Marine alga extracts show potential in tackling infections and skin cancer

By Will Chu

- Last updated on GMT

Bicheng Fan in the lab. Photo: Johanna Silber
Bicheng Fan in the lab. Photo: Johanna Silber

Related tags algal Cancer extracts

Researchers may have discovered new, bioactive components from seaweed that along with its fungal symbiont could prove useful against infectious bacteria or skin cancer.

In two studies describing the work, the team found the brown alga Fucus vesiculosus​ (bladder wrack) inhibits the bacterium Methicillin-resistant Staphylococcus aureus​ (MRSA), which causes hospital infections.

In a further discovery, the symbiotic fungi Pyrenochaetopsis sp​ from bladder wrack was also found to kill melanoma-type skin cancer cells with low cytotoxicity.

“In nature, bladder wrack is often under strong pressure from fouling and biofilm formation by millions of microorganisms found in seawater,” ​says professor Dr Deniz Tasdemir, head of the Marine Natural Product Chemistry research unit at GEOMAR Centre for Marine Biotechnology (GEOMAR-Biotech).

“Therefore, membrane-bound compounds, as we identified in this study, are of high ecological importance for self-protection of the alga. Such molecules, which perform a critical function in natural space, often display related activities against human pathogens.

“Since bladder wrack is an edible seaweed, such activities make it an attractive candidate not only as a source of drugs, but also for food supplements or food protection”, ​says Professor Tasdemir. “Next, we will be investigating the application potential of bladder wrack in food industry.”

Bioactive Molecular Networking

In the first study, the team from GEOMAR-Biotech, employed an automated, computer-based approach that used bioactivity screenings on the subextracts of Baltic F. vesiculosus.

Dubbed the ‘Bioactive Molecular Networking’ (BMN) concept, the technique also used in silico​ dereplication tools to identify the compounds responsible for antimicrobial activity.

The first antimicrobial cluster identified by BMN was galactolipids, specifically the isolation of six monogalactosyldiacylglycerol (MGDG) derivatives (1–6) and one digalactosyldiacylglycerol (DGDG, 7).

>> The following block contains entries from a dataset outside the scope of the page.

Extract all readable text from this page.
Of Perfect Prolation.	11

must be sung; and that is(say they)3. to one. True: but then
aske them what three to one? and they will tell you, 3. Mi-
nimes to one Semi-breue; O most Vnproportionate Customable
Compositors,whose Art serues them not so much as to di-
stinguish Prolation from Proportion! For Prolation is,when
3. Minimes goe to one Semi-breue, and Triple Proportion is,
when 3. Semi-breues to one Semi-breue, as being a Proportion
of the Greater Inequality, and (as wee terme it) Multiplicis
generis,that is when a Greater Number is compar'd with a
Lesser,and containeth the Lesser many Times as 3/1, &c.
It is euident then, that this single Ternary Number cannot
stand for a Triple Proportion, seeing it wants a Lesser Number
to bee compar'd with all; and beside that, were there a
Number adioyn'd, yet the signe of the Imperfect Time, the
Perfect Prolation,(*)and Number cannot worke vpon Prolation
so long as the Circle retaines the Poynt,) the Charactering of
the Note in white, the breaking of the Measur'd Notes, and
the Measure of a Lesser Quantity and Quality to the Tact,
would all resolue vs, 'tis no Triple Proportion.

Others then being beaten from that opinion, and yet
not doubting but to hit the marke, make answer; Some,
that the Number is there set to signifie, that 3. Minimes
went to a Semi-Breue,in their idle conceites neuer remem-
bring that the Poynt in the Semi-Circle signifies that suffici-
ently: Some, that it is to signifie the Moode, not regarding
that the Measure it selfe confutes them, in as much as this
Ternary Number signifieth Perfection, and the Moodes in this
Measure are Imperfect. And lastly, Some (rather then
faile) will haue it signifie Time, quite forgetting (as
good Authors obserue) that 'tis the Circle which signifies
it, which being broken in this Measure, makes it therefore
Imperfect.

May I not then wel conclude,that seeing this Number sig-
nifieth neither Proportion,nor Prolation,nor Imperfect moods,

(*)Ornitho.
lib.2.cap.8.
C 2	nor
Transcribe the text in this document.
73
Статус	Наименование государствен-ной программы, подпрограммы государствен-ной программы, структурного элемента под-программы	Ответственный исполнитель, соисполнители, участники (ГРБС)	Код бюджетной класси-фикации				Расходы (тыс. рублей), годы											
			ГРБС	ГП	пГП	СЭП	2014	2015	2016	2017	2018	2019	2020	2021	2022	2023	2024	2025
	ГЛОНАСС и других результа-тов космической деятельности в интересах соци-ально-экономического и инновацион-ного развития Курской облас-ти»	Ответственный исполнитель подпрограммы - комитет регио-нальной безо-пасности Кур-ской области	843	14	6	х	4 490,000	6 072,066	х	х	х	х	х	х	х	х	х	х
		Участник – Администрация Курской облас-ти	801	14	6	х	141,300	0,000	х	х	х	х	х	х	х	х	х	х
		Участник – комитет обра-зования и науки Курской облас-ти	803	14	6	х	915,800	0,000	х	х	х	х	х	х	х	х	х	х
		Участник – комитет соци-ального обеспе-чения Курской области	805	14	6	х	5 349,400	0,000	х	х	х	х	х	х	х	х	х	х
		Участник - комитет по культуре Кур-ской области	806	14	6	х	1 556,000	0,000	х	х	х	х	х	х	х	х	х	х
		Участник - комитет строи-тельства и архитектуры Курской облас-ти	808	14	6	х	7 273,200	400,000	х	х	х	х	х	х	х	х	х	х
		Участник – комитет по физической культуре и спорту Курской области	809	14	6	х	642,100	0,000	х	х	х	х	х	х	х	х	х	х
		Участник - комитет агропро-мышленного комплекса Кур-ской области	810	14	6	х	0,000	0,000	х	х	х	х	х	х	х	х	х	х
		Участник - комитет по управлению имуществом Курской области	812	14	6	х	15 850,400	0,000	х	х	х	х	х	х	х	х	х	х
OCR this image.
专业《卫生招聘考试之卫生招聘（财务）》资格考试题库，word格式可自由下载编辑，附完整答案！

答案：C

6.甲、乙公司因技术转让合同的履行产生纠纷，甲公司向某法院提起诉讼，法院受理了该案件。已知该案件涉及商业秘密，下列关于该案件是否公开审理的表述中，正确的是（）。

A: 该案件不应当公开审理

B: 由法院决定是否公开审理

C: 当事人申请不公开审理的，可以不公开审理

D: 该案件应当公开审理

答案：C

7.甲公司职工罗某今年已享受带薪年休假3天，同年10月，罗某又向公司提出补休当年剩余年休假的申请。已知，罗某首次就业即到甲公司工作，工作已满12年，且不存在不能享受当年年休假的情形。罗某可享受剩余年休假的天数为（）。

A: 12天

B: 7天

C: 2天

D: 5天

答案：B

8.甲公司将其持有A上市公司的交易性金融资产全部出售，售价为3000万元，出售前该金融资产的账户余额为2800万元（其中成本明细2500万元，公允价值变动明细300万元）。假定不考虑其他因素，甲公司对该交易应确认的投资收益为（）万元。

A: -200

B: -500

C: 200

The team discovered that MGDGs 5 and 6 and the DGDG 7 exhibited activity against Staphylococcus aureus.

Further analysis identified phlorotannins as a second compound class exhibiting high bioactivity. Here, phlorethol-type phlorotannins showed high correlations with antimicrobial activity based on the BMN approach, and two phlorotannins (8–9) were isolated.

“Algorithm-based bioinformatics strategies and machine learning tools have enabled us to map the massive metabolome of brown alga and predict molecular clusters responsible for their antibiotic activity,”​ says Dr Larissa Büdenbender, study author and former postdoctoral fellow at GEOMAR Helmholtz Centre for Ocean Research Kiel.

“The classical discovery approach from extraction to characterization of bioactive ingredients of the alga would normally take 3-4 years. These automated tools helped us to accelerate the targeted discovery of new natural antibiotics down to some months,”​ adds professor Tasdemir.

Fungi, which also live in symbiosis on the surfaces and inside of seaweed, are also considered promising sources of new drug discovery and development.

Potent fungal extract

This theory forms the basis of the second study in which the fungal extract Pyrenochaetopsis sp. FVE-001​ was selected for an in-depth chemical analysis.

Lead study author Bicheng Fan, a PhD student of professor Tasdemir, also used computer-aided automated approaches to isolate special molecules with a rare chemical scaffold.

Fan and the team isolated three new decalinoylspirotetramic acid derivatives, pyrenosetins A–C (1–3) and the known decalin tetramic acid phomasetin (4).

Findings revealed that compounds 1 and 2 exhibited high anticancer activity against a malignant melanoma cell line (A-375).

According to professor Tasdemir, “Fungi, which we isolated from bladder wrack and fermented in optimized laboratory conditions, are an established source of natural anti-cancer agents.

“We have found several novel natural products here, which we named as pyrenosetins A and B, that have a high potential for fighting skin cancer.”

“Access to the revolutionary genomics, metabolomics, bioinformatics and machine learning tools will enable new and rapid discovery of marine compounds, and more rational and efficient use for subsequent drug development with industrial partners”, the ​professor concludes.

Source: MDPI

Published online: doi:10.3390/md18060311

“Bioactive Molecular Networking for Mapping the Antimicrobial Constituents of the Baltic Brown Alga Fucus vesiculosus.”

Authors: Larissa Buedenbender et al.

Source: MDPI

Published online: doi:10.3390/md18010047

“Pyrenosetins A–C, New Decalinoylspirotetramic Acid Derivatives Isolated by Bioactivity-Based Molecular Networking from the Seaweed-Derived Fungus Pyrenochaetopsis sp. FVE-001.”